Het initiatief voor eventuele herziening ligt bij de Commissie. Dat wil zeggen dat
na een evaluatie geen automatische verplichting is tot herziening van de betreffende
wetgeving. Op het gebied van duurzame mobiliteit betreft dit de volgende relevante
wetgeving:
• De verordening betreffende de uitrol van infrastructuur voor alternatieve brandstoffen
(AFIR) in 2026.
• De verordening betreffende CO2-normen voor personen- en bestelauto’s (CO2-LDV) in 2026.
• De verordening betreffende CO2-normen voor zware bedrijfsvoertuigen (CO2-HDV) in 2027.

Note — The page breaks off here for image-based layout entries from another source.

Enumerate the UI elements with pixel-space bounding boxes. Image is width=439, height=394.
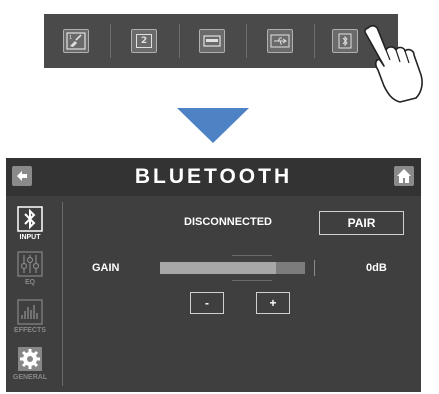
- sidebar-item-general[interactable]: GENERAL: [10, 346, 58, 390]
- pair-button[interactable]: PAIR: [319, 211, 404, 235]
- keyboard-button[interactable]: [199, 29, 225, 53]
- usb-button[interactable]: [267, 29, 293, 53]
- gear-icon: [18, 347, 42, 371]
- sidebar-label-effects: EFFECTS: [14, 327, 46, 334]
- guitar-input-icon: 1: [66, 32, 86, 50]
- svg-text:1: 1: [69, 35, 72, 41]
- sidebar-item-eq[interactable]: EQ: [10, 251, 58, 295]
- gain-value: 0dB: [366, 262, 387, 274]
- connection-status: DISCONNECTED: [184, 216, 273, 228]
- sidebar-label-general: GENERAL: [12, 374, 48, 381]
- page-title: BLUETOOTH: [134, 165, 293, 188]
- sidebar-divider: [62, 202, 63, 386]
- back-arrow-icon: [17, 171, 27, 181]
- usb-icon: [270, 34, 290, 48]
- keyboard-icon: [203, 35, 221, 47]
- bluetooth-icon: [17, 206, 43, 232]
- gain-slider[interactable]: [160, 255, 305, 281]
- bluetooth-screen: BLUETOOTH INPUT EQ EFFECTS GENERAL DISCO…: [6, 158, 421, 392]
- gain-decrease-button[interactable]: -: [190, 292, 224, 314]
- eq-sliders-icon: [17, 251, 43, 277]
- sidebar-item-input[interactable]: INPUT: [10, 206, 58, 250]
- bluetooth-icon: [338, 33, 352, 49]
- effects-bars-icon: [17, 299, 43, 325]
- input-2-button[interactable]: 2: [131, 29, 157, 53]
- home-icon: [397, 169, 411, 183]
- sidebar-label-input: INPUT: [19, 234, 41, 241]
- gain-slider-tick: [232, 280, 272, 281]
- guitar-input-button[interactable]: 1: [63, 29, 89, 53]
- input-selector-strip: 1 2: [44, 14, 398, 68]
- input-2-icon: 2: [135, 34, 153, 48]
- bluetooth-button[interactable]: [332, 29, 358, 53]
- home-button[interactable]: [394, 166, 414, 186]
- gain-slider-tick: [232, 255, 272, 256]
- down-arrow-icon: [177, 108, 249, 143]
- gain-slider-fill: [160, 262, 276, 274]
- gain-label: GAIN: [92, 262, 120, 274]
- back-button[interactable]: [12, 166, 32, 186]
- gain-slider-max-marker: [314, 260, 315, 276]
- gain-increase-button[interactable]: +: [256, 292, 290, 314]
- sidebar-item-effects[interactable]: EFFECTS: [10, 299, 58, 343]
- sidebar-label-eq: EQ: [24, 279, 36, 286]
- hand-pointer-icon: [364, 25, 423, 103]
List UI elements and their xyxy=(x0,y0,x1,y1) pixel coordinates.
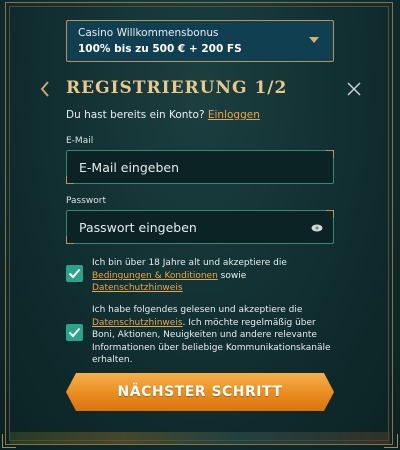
login-prompt-text: Du hast bereits ein Konto? xyxy=(66,109,205,121)
email-label: E-Mail xyxy=(66,136,94,146)
bonus-offer: 100% bis zu 500 € + 200 FS xyxy=(78,43,242,55)
next-step-button[interactable]: NÄCHSTER SCHRITT xyxy=(66,373,334,411)
bonus-title: Casino Willkommensbonus xyxy=(78,27,219,39)
password-label: Passwort xyxy=(66,196,107,206)
email-field-container xyxy=(66,150,334,184)
age-terms-text: Ich bin über 18 Jahre alt und akzeptiere… xyxy=(92,257,332,295)
field-corner-icon xyxy=(326,150,334,158)
eye-icon[interactable] xyxy=(311,223,323,233)
marketing-consent-checkbox[interactable] xyxy=(66,324,83,341)
login-prompt: Du hast bereits ein Konto? Einloggen xyxy=(66,109,260,121)
bonus-dropdown[interactable]: Casino Willkommensbonus 100% bis zu 500 … xyxy=(66,20,334,62)
age-terms-checkbox[interactable] xyxy=(66,265,83,282)
close-icon[interactable] xyxy=(346,81,362,97)
page-title: REGISTRIERUNG 1/2 xyxy=(66,78,288,98)
privacy-link[interactable]: Datenschutzhinweis xyxy=(92,283,183,293)
field-corner-icon xyxy=(326,210,334,218)
terms-link[interactable]: Bedingungen & Konditionen xyxy=(92,271,218,281)
privacy-link[interactable]: Datenschutzhinweis xyxy=(92,318,183,328)
password-input[interactable] xyxy=(67,211,333,243)
bottom-decoration xyxy=(10,432,390,444)
email-input[interactable] xyxy=(67,151,333,183)
consent2-text: Ich habe folgendes gelesen und akzeptier… xyxy=(92,305,303,315)
chevron-down-icon xyxy=(309,37,319,43)
login-link[interactable]: Einloggen xyxy=(208,109,260,121)
password-field-container xyxy=(66,210,334,244)
field-corner-icon xyxy=(66,236,74,244)
consent1-text: Ich bin über 18 Jahre alt und akzeptiere… xyxy=(92,258,287,268)
field-corner-icon xyxy=(66,176,74,184)
checkmark-icon xyxy=(68,268,81,279)
checkmark-icon xyxy=(68,327,81,338)
back-arrow-icon[interactable] xyxy=(40,81,50,97)
consent1-text-mid: sowie xyxy=(217,270,247,281)
marketing-consent-text: Ich habe folgendes gelesen und akzeptier… xyxy=(92,304,332,367)
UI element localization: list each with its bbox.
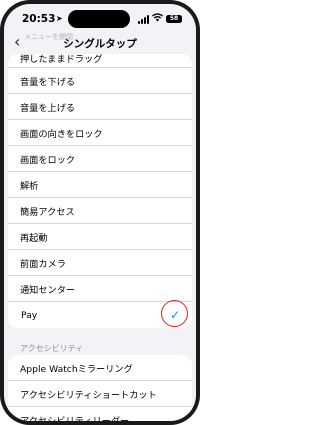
list-item[interactable]: Apple Watchミラーリング	[8, 355, 192, 381]
list-item-label: 画面をロック	[20, 154, 76, 166]
status-time: 20:53	[22, 13, 56, 25]
list-item-label: 通知センター	[20, 284, 76, 296]
list-item[interactable]: 音量を下げる	[8, 68, 192, 94]
navigation-bar: メニューを開閉 ‹ シングルタップ	[4, 32, 196, 54]
location-arrow-icon: ➤	[56, 14, 63, 23]
phone-frame: 20:53 ➤ 58 メニューを開閉 ‹ シングルタップ 押したままドラッグ 音…	[0, 0, 200, 425]
accessibility-list: Apple Watchミラーリング アクセシビリティショートカット アクセシビリ…	[8, 355, 192, 421]
list-item[interactable]: 押したままドラッグ	[8, 54, 192, 68]
list-item[interactable]: 再起動	[8, 224, 192, 250]
list-item[interactable]: 簡易アクセス	[8, 198, 192, 224]
list-item-label: Pay	[21, 309, 38, 321]
wifi-icon	[152, 13, 163, 25]
list-item-label: 解析	[20, 180, 39, 192]
battery-icon: 58	[166, 15, 182, 23]
list-item-apple-pay[interactable]: Pay ✓	[8, 300, 192, 328]
list-item-label: 画面の向きをロック	[20, 128, 103, 140]
cellular-signal-icon	[138, 14, 149, 24]
status-bar: 20:53 ➤ 58	[4, 4, 196, 32]
highlight-circle	[161, 300, 188, 327]
list-item-label: アクセシビリティリーダー	[20, 413, 129, 421]
section-header-accessibility: アクセシビリティ	[20, 344, 84, 353]
list-item[interactable]: アクセシビリティショートカット	[8, 381, 192, 407]
list-item-label: 音量を下げる	[20, 76, 76, 88]
list-item[interactable]: 解析	[8, 172, 192, 198]
screen: 20:53 ➤ 58 メニューを開閉 ‹ シングルタップ 押したままドラッグ 音…	[4, 4, 196, 421]
list-item-label: Apple Watchミラーリング	[20, 363, 133, 375]
status-icons: 58	[138, 13, 182, 25]
list-item-label: 簡易アクセス	[20, 206, 75, 218]
list-item[interactable]: 通知センター	[8, 276, 192, 302]
list-item-label: 押したままドラッグ	[20, 54, 103, 65]
page-title: シングルタップ	[63, 38, 137, 50]
list-item-label: 前面カメラ	[20, 258, 66, 270]
list-item[interactable]: 画面の向きをロック	[8, 120, 192, 146]
dynamic-island	[68, 10, 130, 28]
list-item-label: 音量を上げる	[20, 102, 76, 114]
list-item[interactable]: 音量を上げる	[8, 94, 192, 120]
list-item[interactable]: 前面カメラ	[8, 250, 192, 276]
list-item[interactable]: 画面をロック	[8, 146, 192, 172]
list-item[interactable]: アクセシビリティリーダー	[8, 407, 192, 421]
action-list: 押したままドラッグ 音量を下げる 音量を上げる 画面の向きをロック 画面をロック…	[8, 54, 192, 328]
list-item-label: アクセシビリティショートカット	[20, 389, 157, 401]
list-item-label: 再起動	[20, 232, 48, 244]
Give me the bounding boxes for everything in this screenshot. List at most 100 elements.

Werkprogramma van de Europese Commissie
Op 11 februari verschijnt het werkprogramma van de Commissie. Normaal gesproken verschijnt
dit in oktober, maar door de verkiezingen voor het Europese Parlement en de benoeming
van de nieuwe Commissie is dit verschoven. In het werkprogramma presenteert de Commissie
een lijst van maatregelen en (wetgevings)initiatieven voor de komende periode en een
bijbehorend tijdspad. Het werkprogramma maakt lidstaten en de medewetgevers duidelijk
met welke nieuwe initiatieven de Commissie wil komen, wat er de afgelopen jaren aan
initiatieven is verwezenlijkt, welke hangende voorstellen de Commissie wil intrekken
en welke EU-wetgeving de Commissie wil herzien. In zekere zin is dit een concretisering
van de politieke prioriteiten van de Commissievoorzitter en haar opdrachtbrieven aan
de Eurocommissarissen. Zoals gebruikelijk wordt de Kamer over het volledige werkprogramma
na publicatie geïnformeerd door de Minister van Buitenlandse Zaken. Dit betreft ook
eventuele voorstellen op het terrein van het Ministerie van Infrastructuur en Waterstaat.
Tot slot
Met deze brief hoop ik u voldoende te hebben geïnformeerd over de te verwachten Europese
wetgeving op het gebied van duurzame mobiliteit.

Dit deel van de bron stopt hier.